L'Arabie saoudite a envoyé des équipes de recherche et de sauvetage en Syrie et en Turquie (Photo, SPA).

«Cette situation a été amplifiée par la grave pénurie de personnel médical, de médicaments et d'équipements de secours.»
Ayant été chassés de leurs foyers dans d'autres régions du pays pour échapper aux bombardements, à la conscription, aux combats et aux persécutions, près de 3 millions de Syriens dans la région limitrophe de la Turquie sont classés comme déplacés internes.
Les températures hivernales glaciales, en particulier les fortes chutes de neige avant les tremblements de terre, combinées à une épidémie de choléra sans précédent et au conflit en cours dans le pays, ont laissé les Syriens face à une litanie de malheurs qui se chevauchent, avec peu d'aide extérieure.
Cette épidémie, qui a débuté en août dernier, a jusqu'à présent touché plus de 77 000 personnes à travers le pays, dont près de 38 000 dans les gouvernorats d'Idlib et d'Alep – les régions les plus durement touchées par les tremblements de terre.
Pour ajouter à la misère de la population, la monnaie syrienne s'est effondrée à la fin de l'année dernière. Le taux de change au marché noir par rapport au dollar américain était déjà passé de 500 livres syriennes (contre 1 dollar) en 2018 à 3 300 en 2021. À la fin de l'année dernière, il s'était envolé à plus de 6 600 livres contre 1 dollar.
La valeur de la livre n'a cessé de s'effondrer depuis les tremblements de terre, le taux de change ayant atteint plus de 7 400 livres cette semaine, ce qui a encore réduit le pouvoir d'achat des familles moyennes.
Bien que le nombre annuel de morts dans le pays l'année dernière ait été le plus bas depuis le début du conflit il y a plus de dix ans, les combats se sont poursuivis entre plusieurs factions dans les régions destinées à être dévastées par les tremblements de terre.
Pas plus tard que le 3 février, les forces du régime ont bombardé à l'artillerie lourde les faubourgs d'Al-Bara, dans la région rurale d'Idlib. Deux jours seulement avant les tremblements de terre, des affrontements entre Hayat Tahrir al-Cham, un réseau de groupes islamistes radicaux, et les forces du régime à Lattaquié ont fait des dizaines de morts.
Afrin, l'une des zones les plus durement touchées par la catastrophe, est en proie au chaos depuis que les forces turques et l'Armée nationale syrienne soutenue par la Turquie ont envahi la région en 2018, la prenant de l'Administration autonome du nord et de l'est de la Syrie (AANES) dirigée par les Kurdes.
Jusqu'alors, Afrin avait été considérée comme une région relativement pacifique pendant la majeure partie du conflit, et des centaines de milliers de personnes déplacées d'autres régions s'y étaient donc installées.
Le violent bouleversement de 2018 a déplacé la population majoritairement kurde, 300 000 personnes ayant fui vers d'autres régions de Syrie et à l'étranger, selon un rapport de l'Observatoire syrien des droits de l'homme en 2018.
Leurs maisons étant désormais détruites par les tremblements de terre, la population kurde restante pourrait être contrainte de suivre ceux qui sont partis et de s'exposer au danger dans un voyage périlleux afin de trouver refuge ailleurs.

EN CHIFFRES

  • Plus de 9 millions de personnes touchées par les tremblements de terre à Hama, Lattaquié, Idlib, Alep et Tartous.
  • 5 814 décès confirmés en Syrie jusqu’à ce mardi.
  • 90% des Syriens vivent sous le seuil de pauvreté.

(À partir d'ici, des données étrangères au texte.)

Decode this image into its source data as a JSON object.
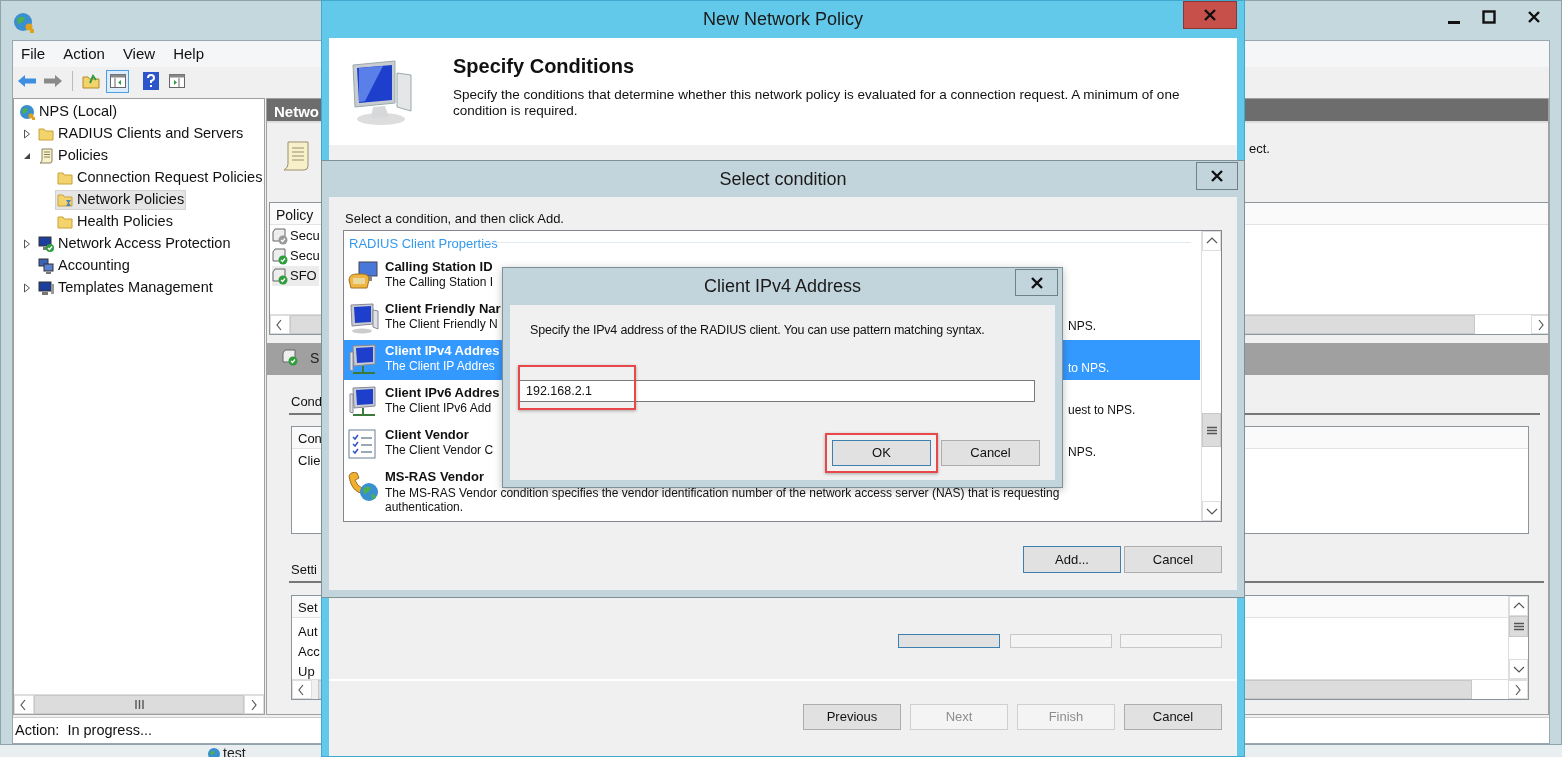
{
  "main_window": {
    "menu": [
      {
        "label": "File"
      },
      {
        "label": "Action"
      },
      {
        "label": "View"
      },
      {
        "label": "Help"
      }
    ],
    "tree": [
      {
        "label": "NPS (Local)",
        "kind": "globe",
        "selected": false,
        "children": [
          {
            "label": "RADIUS Clients and Servers",
            "kind": "folder",
            "selected": false,
            "expanded": false
          },
          {
            "label": "Policies",
            "kind": "scroll",
            "selected": false,
            "expanded": true,
            "children": [
              {
                "label": "Connection Request Policies",
                "kind": "folder",
                "selected": false
              },
              {
                "label": "Network Policies",
                "kind": "badge",
                "selected": true
              },
              {
                "label": "Health Policies",
                "kind": "folder",
                "selected": false
              }
            ]
          },
          {
            "label": "Network Access Protection",
            "kind": "computer",
            "selected": false,
            "expanded": false
          },
          {
            "label": "Accounting",
            "kind": "computers",
            "selected": false
          },
          {
            "label": "Templates Management",
            "kind": "monitor",
            "selected": false,
            "expanded": false
          }
        ]
      }
    ],
    "details": {
      "header": "Netwo",
      "banner_tail": "ect.",
      "policy_column": "Policy",
      "policies": [
        {
          "name": "Secu",
          "enabled": false,
          "selected": false
        },
        {
          "name": "Secu",
          "enabled": true,
          "selected": false
        },
        {
          "name": "SFO",
          "enabled": true,
          "selected": true
        }
      ],
      "section_title": "S",
      "conditions_label": "Cond",
      "conditions_column": "Con",
      "conditions_rows": [
        "Clie"
      ],
      "settings_label": "Setti",
      "settings_column": "Set",
      "settings_rows": [
        "Aut",
        "Acc",
        "Up"
      ]
    },
    "status_bar": "Action:  In progress..."
  },
  "background_item": "test",
  "wizard": {
    "title": "New Network Policy",
    "heading": "Specify Conditions",
    "description": "Specify the conditions that determine whether this network policy is evaluated for a connection request. A minimum of one condition is required.",
    "buttons": [
      {
        "label": "Previous",
        "disabled": false
      },
      {
        "label": "Next",
        "disabled": true
      },
      {
        "label": "Finish",
        "disabled": true
      },
      {
        "label": "Cancel",
        "disabled": false
      }
    ]
  },
  "select_condition": {
    "title": "Select condition",
    "instruction": "Select a condition, and then click Add.",
    "group": "RADIUS Client Properties",
    "conditions": [
      {
        "name": "Calling Station ID",
        "description": "The Calling Station I",
        "kind": "phone",
        "selected": false
      },
      {
        "name": "Client Friendly Nar",
        "description": "The Client Friendly N",
        "description_tail": "NPS.",
        "kind": "monitor",
        "selected": false
      },
      {
        "name": "Client IPv4 Addres",
        "description": "The Client IP Addres",
        "description_tail": "to NPS.",
        "kind": "network",
        "selected": true
      },
      {
        "name": "Client IPv6 Addres",
        "description": "The Client IPv6 Add",
        "description_tail": "uest to NPS.",
        "kind": "network",
        "selected": false
      },
      {
        "name": "Client Vendor",
        "description": "The Client Vendor C",
        "description_tail": "NPS.",
        "kind": "checklist",
        "selected": false
      },
      {
        "name": "MS-RAS Vendor",
        "description": "The MS-RAS Vendor condition specifies the vendor identification number of the network access server (NAS) that is requesting authentication.",
        "kind": "globe",
        "selected": false
      }
    ],
    "buttons": [
      {
        "label": "Add...",
        "default": true
      },
      {
        "label": "Cancel",
        "default": false
      }
    ]
  },
  "ipv4_dialog": {
    "title": "Client IPv4 Address",
    "prompt": "Specify the IPv4 address of the RADIUS client. You can use pattern matching syntax.",
    "field": {
      "value": "192.168.2.1",
      "highlighted": true
    },
    "buttons": [
      {
        "label": "OK",
        "default": true,
        "highlighted": true
      },
      {
        "label": "Cancel",
        "default": false,
        "highlighted": false
      }
    ]
  }
}
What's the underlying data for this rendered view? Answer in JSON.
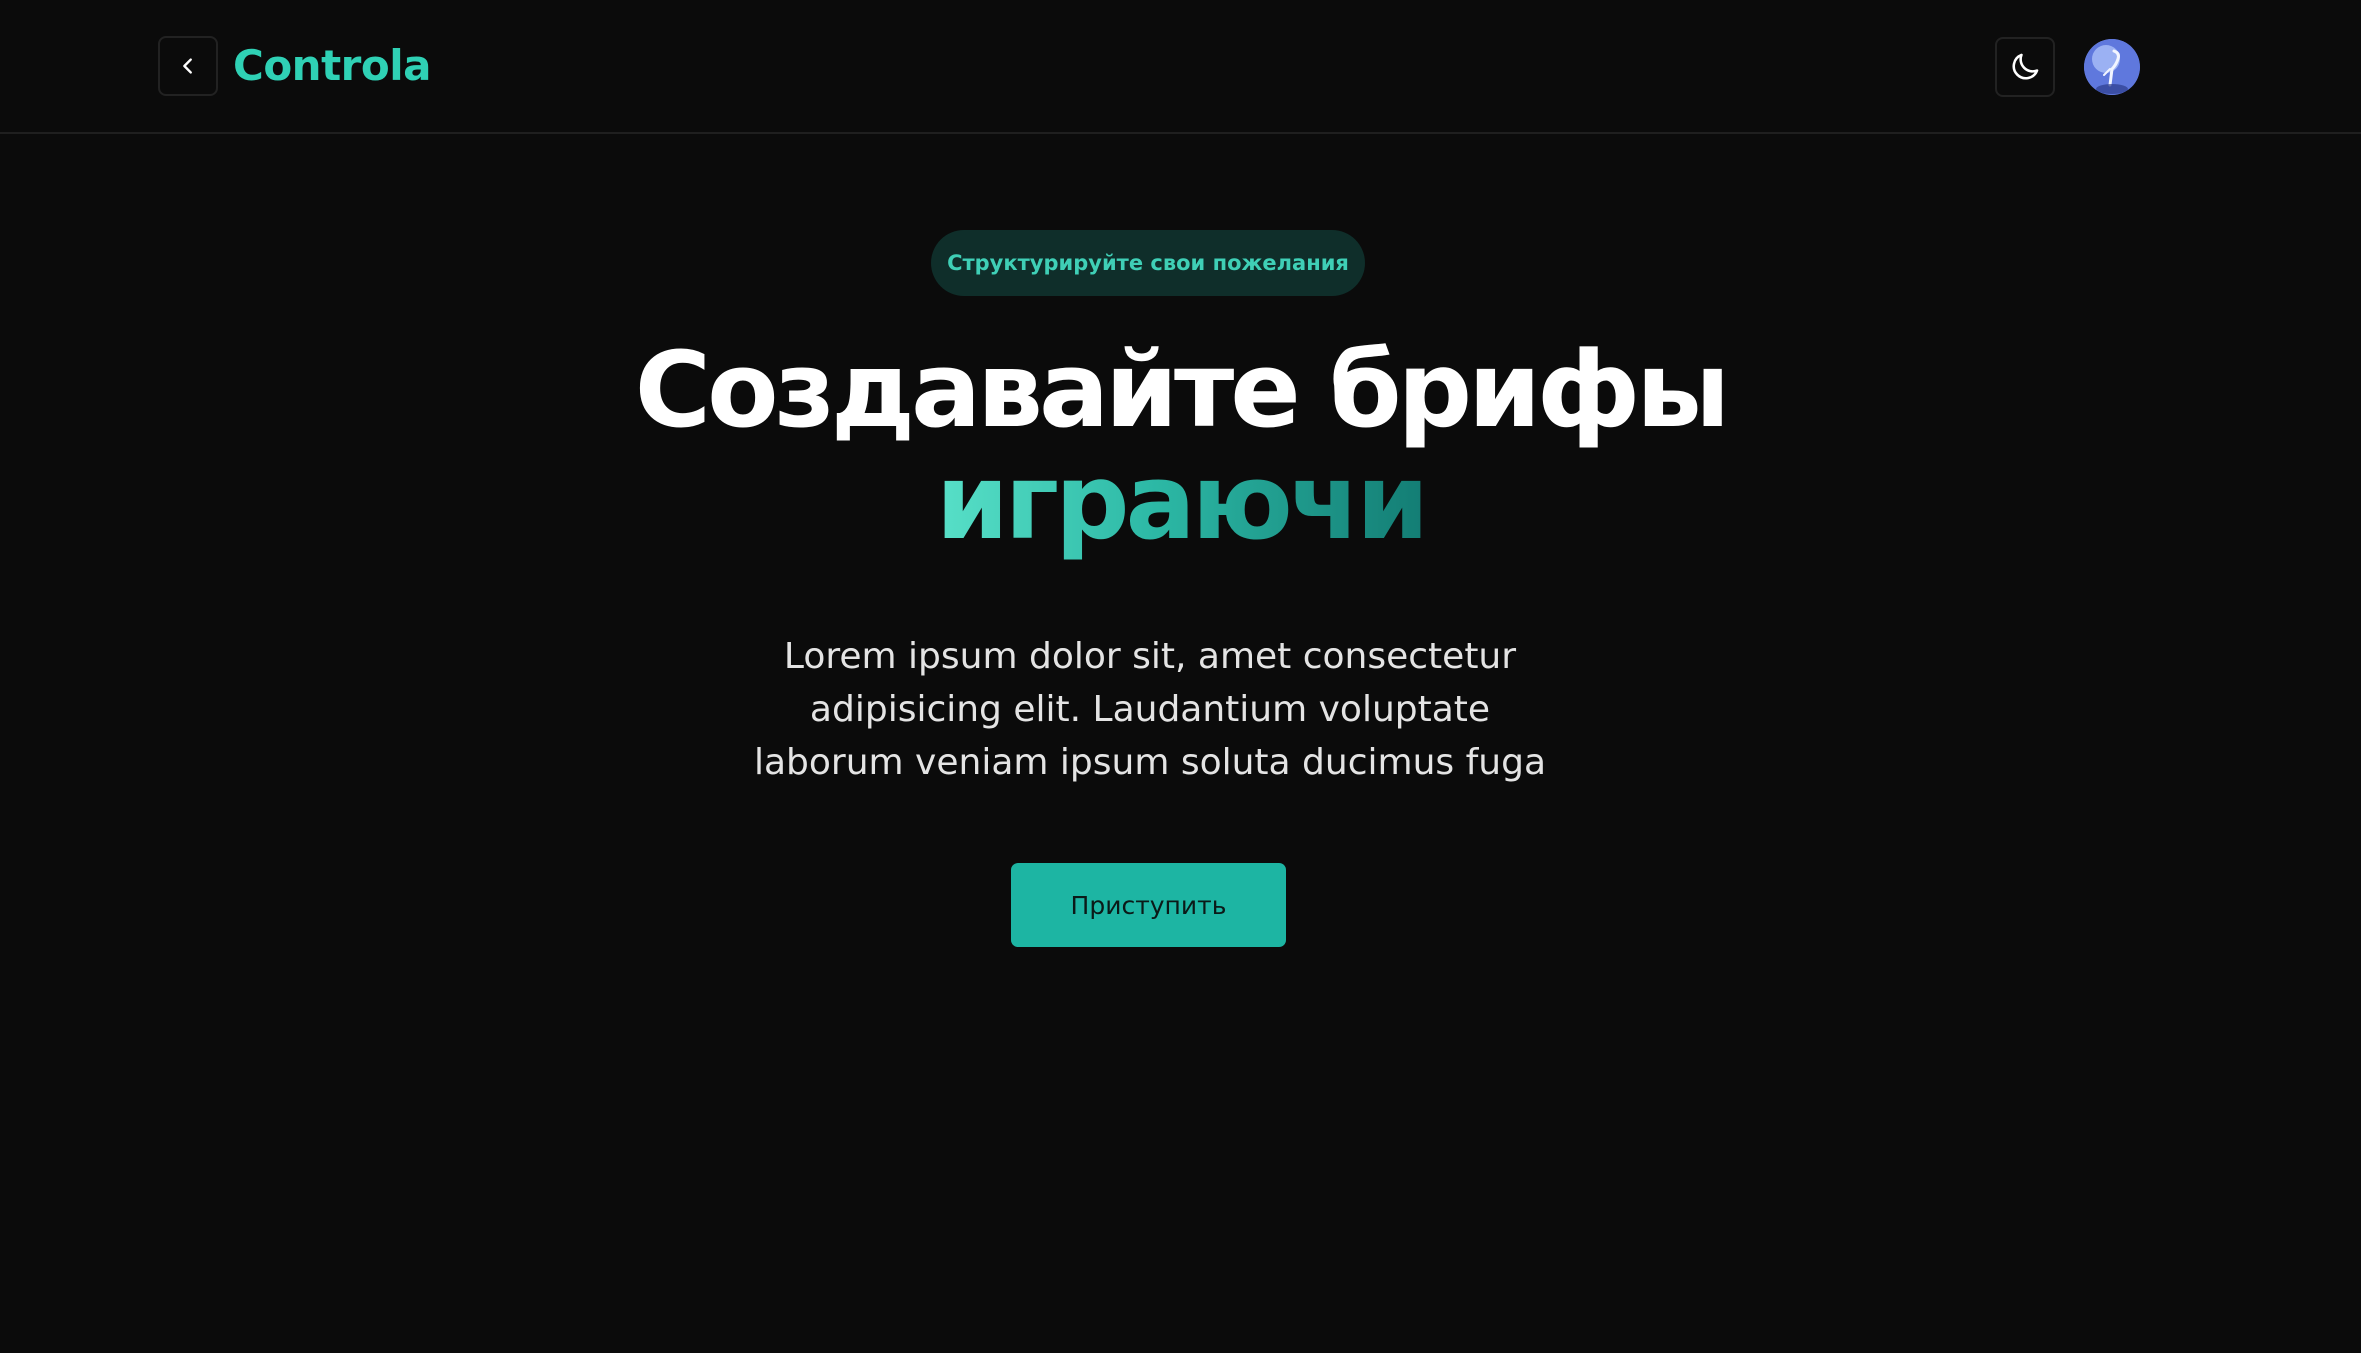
{
  "colors": {
    "background": "#0b0b0b",
    "accent": "#22c0aa",
    "logo": "#2fd1b5",
    "pill_bg": "#0f2e2a",
    "pill_text": "#3fcfb6",
    "button_bg": "#1db5a3",
    "button_text": "#0b1a18"
  },
  "header": {
    "back_icon": "chevron-left-icon",
    "logo_text": "Controla",
    "theme_icon": "moon-icon",
    "avatar_icon": "user-avatar"
  },
  "hero": {
    "pill_text": "Структурируйте свои пожелания",
    "title_line1": "Создавайте брифы",
    "title_line2": "играючи",
    "description": "Lorem ipsum dolor sit, amet consectetur adipisicing elit. Laudantium voluptate laborum veniam ipsum soluta ducimus fuga",
    "cta_label": "Приступить"
  }
}
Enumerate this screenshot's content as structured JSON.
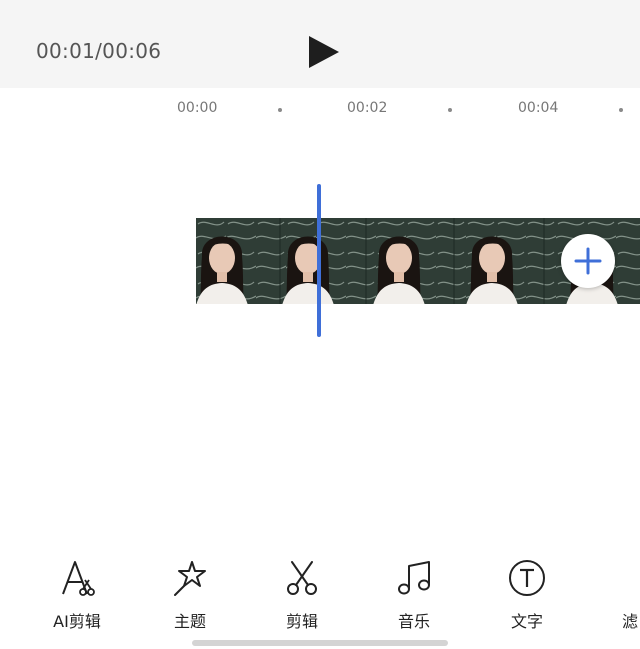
{
  "player": {
    "time_display": "00:01/00:06"
  },
  "ruler": {
    "ticks": [
      "00:00",
      "00:02",
      "00:04"
    ]
  },
  "colors": {
    "playhead": "#3f6fd8",
    "add_icon": "#3f6fd8",
    "topbar_bg": "#f5f5f5",
    "chalkboard": "#2f3d36"
  },
  "toolbar": {
    "ai_edit": "AI剪辑",
    "theme": "主题",
    "edit": "剪辑",
    "music": "音乐",
    "text": "文字",
    "filter": "滤"
  },
  "icons": {
    "play": "play-icon",
    "add": "plus-icon",
    "ai_edit": "ai-edit-icon",
    "theme": "star-wand-icon",
    "edit": "scissors-icon",
    "music": "music-note-icon",
    "text": "text-circle-icon",
    "filter": "filter-icon"
  }
}
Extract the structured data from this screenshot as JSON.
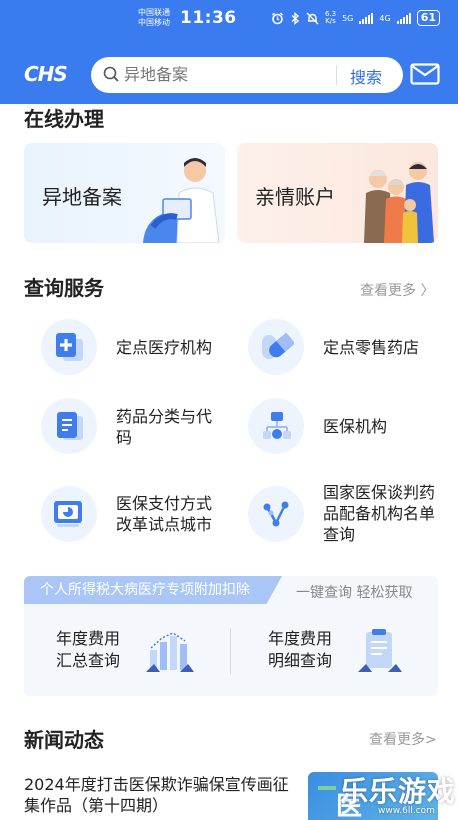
{
  "status_bar": {
    "carrier_1": "中国联通",
    "carrier_2": "中国移动",
    "time": "11:36",
    "speed_value": "6.3",
    "speed_unit": "K/s",
    "net_1": "5G",
    "net_2": "4G",
    "battery": "61"
  },
  "header": {
    "logo": "CHS",
    "search_placeholder": "异地备案",
    "search_button": "搜索",
    "mail_icon": "mail-icon"
  },
  "online": {
    "title": "在线办理",
    "cards": [
      {
        "label": "异地备案"
      },
      {
        "label": "亲情账户"
      }
    ]
  },
  "query": {
    "title": "查询服务",
    "more": "查看更多 〉",
    "items": [
      {
        "label": "定点医疗机构",
        "icon": "hospital-cross-icon"
      },
      {
        "label": "定点零售药店",
        "icon": "pill-icon"
      },
      {
        "label": "药品分类与代码",
        "icon": "document-icon"
      },
      {
        "label": "医保机构",
        "icon": "org-chart-icon"
      },
      {
        "label": "医保支付方式改革试点城市",
        "icon": "pie-chart-icon"
      },
      {
        "label": "国家医保谈判药品配备机构名单查询",
        "icon": "network-icon"
      }
    ]
  },
  "tax": {
    "banner": "个人所得税大病医疗专项附加扣除",
    "tagline": "一键查询 轻松获取",
    "items": [
      {
        "line1": "年度费用",
        "line2": "汇总查询"
      },
      {
        "line1": "年度费用",
        "line2": "明细查询"
      }
    ]
  },
  "news": {
    "title": "新闻动态",
    "more": "查看更多>",
    "first_item": "2024年度打击医保欺诈骗保宣传画征集作品（第十四期）",
    "thumb_text": "医"
  },
  "watermark": {
    "text": "乐乐游戏",
    "url": "www.6ll.com"
  },
  "colors": {
    "header_blue": "#3a7bf0",
    "accent_blue": "#2f6fe8",
    "icon_blue": "#4a86ee",
    "banner_blue": "#a9c6f6"
  }
}
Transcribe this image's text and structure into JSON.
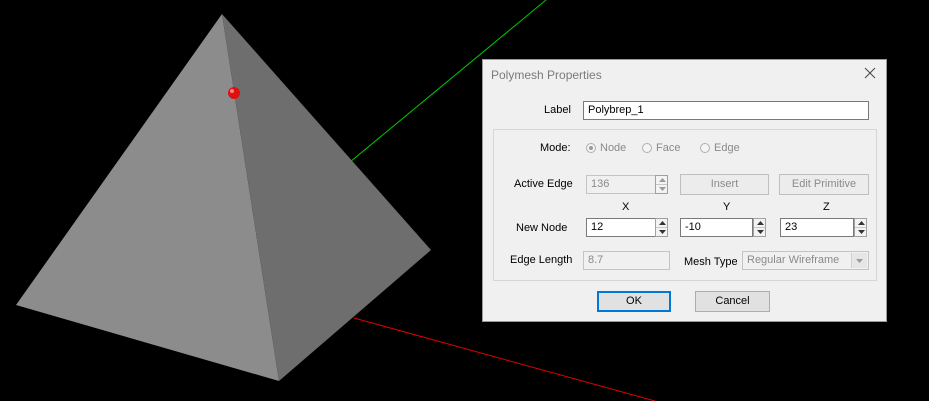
{
  "dialog": {
    "title": "Polymesh Properties",
    "label_caption": "Label",
    "label_value": "Polybrep_1",
    "mode_caption": "Mode:",
    "mode_options": [
      "Node",
      "Face",
      "Edge"
    ],
    "mode_selected": "Node",
    "active_edge_caption": "Active Edge",
    "active_edge_value": "136",
    "insert_button": "Insert",
    "edit_primitive_button": "Edit Primitive",
    "x_header": "X",
    "y_header": "Y",
    "z_header": "Z",
    "new_node_caption": "New Node",
    "new_node_x": "12",
    "new_node_y": "-10",
    "new_node_z": "23",
    "edge_length_caption": "Edge Length",
    "edge_length_value": "8.7",
    "mesh_type_caption": "Mesh Type",
    "mesh_type_value": "Regular Wireframe",
    "ok_button": "OK",
    "cancel_button": "Cancel"
  },
  "colors": {
    "background": "#000000",
    "pyramid_left_face": "#8c8c8c",
    "pyramid_right_face": "#6e6e6e",
    "node_marker": "#e01010",
    "axis_green": "#00c800",
    "axis_red": "#e00000"
  },
  "icons": {
    "close": "close-icon",
    "spin_up": "spin-up-icon",
    "spin_down": "spin-down-icon",
    "dropdown": "chevron-down-icon"
  }
}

Selon l'Organisation internationale pour les migrations, près de 250 migrants ont été tués en essayant de traverser la mer Méditerranée pour rejoindre l'Europe l'année dernière. De 2021 à 2022, le nombre de Syriens qui tentent la traversée maritime risquée de l'Afrique vers l'Europe a été multiplié par six, selon l'agence européenne des frontières Frontex.
Pour ceux qui n'ont d'autre choix que de rester en Syrie, les effets des tremblements de terre et leurs conséquences ne font qu'ajouter à leur misère.
«La situation en Syrie est horrible à tous égards», a déclaré à Arab News Sardar Mullah Darwich, journaliste et analyste kurde syrien. «Ces tremblements de terre ne sont que la dernière catastrophe parmi tant d'autres. De nombreux civils vont mourir et personne ne peut les aider.
«Il est très difficile de les aider. Tout le monde aurait dû se réunir et mettre ses conflits de côté mais, malheureusement, cela ne s'est pas produit.»
Darwich a indiqué que plus d'une décennie de guerre civile a essentiellement divisé la Syrie en trois pays différents: les zones contrôlées par le régime, l'opposition et l’AANES.
Les destructions causées par les tremblements de terre englobent des zones situées à l'intérieur et au-delà du contrôle du régime, notamment Jinderis à Afrin, qui est contrôlée par l'opposition, ainsi qu'Alep et les villes côtières sous le contrôle de Damas.
«Maintenant, un problème majeur est que la Syrie est divisée politiquement, le régime veut seulement se procurer l'aide pour lui-même et l'opposition veut seulement apporter de l'aide pour elle-même», a affirmé Darwich.

«Nous avons jusqu'à présent laissé tomber les habitants du nord-ouest de la Syrie. Ils se sentent à juste titre abandonnés», a déclaré Martin Griffiths (Photo fournie).

Les agendas politiques entourant la fourniture d'aide au peuple syrien ont encore compliqué la réponse humanitaire dans une région déjà vulnérable.
Le poste frontalier de Bab al-Hawa, situé près d'Idlib, à la frontière entre la Syrie et la Turquie, est le seul poste approuvé pour l'acheminement de l'aide des Nations unies vers les populations syriennes via la Turquie. Ce point de passage a été fermé pendant trois jours à cause des dégâts qu'il a subis lors des séismes.
En conséquence, ce n'est que le jeudi 9 février que six camions du Bureau de la coordination des affaires humanitaires des Nations unies, transportant des abris et des articles non alimentaires, sont arrivés dans le nord-ouest de la Syrie.
Ce lundi, une semaine après les tremblements de terre, le président syrien, Bachar al-Assad, a déclaré aux Nations unies qu'il allait rouvrir deux autres points de passage, Bab al-Salam et Al-Raee, pour une période initiale de trois mois afin de permettre l'acheminement rapide de l'aide vers les zones touchées.
Complètement isolé du reste du pays, le nord-ouest de la Syrie a dû se débrouiller presque entièrement seul dans les jours qui ont suivi la catastrophe.
«Toutes les villes du gouvernorat d'Idlib et la campagne nord d'Alep ont des centres de défense civile (dont le personnel est plus connu internationalement sous le nom de Casques blancs) et ils sont toujours prêts à intervenir au besoin», a signalé Darwich.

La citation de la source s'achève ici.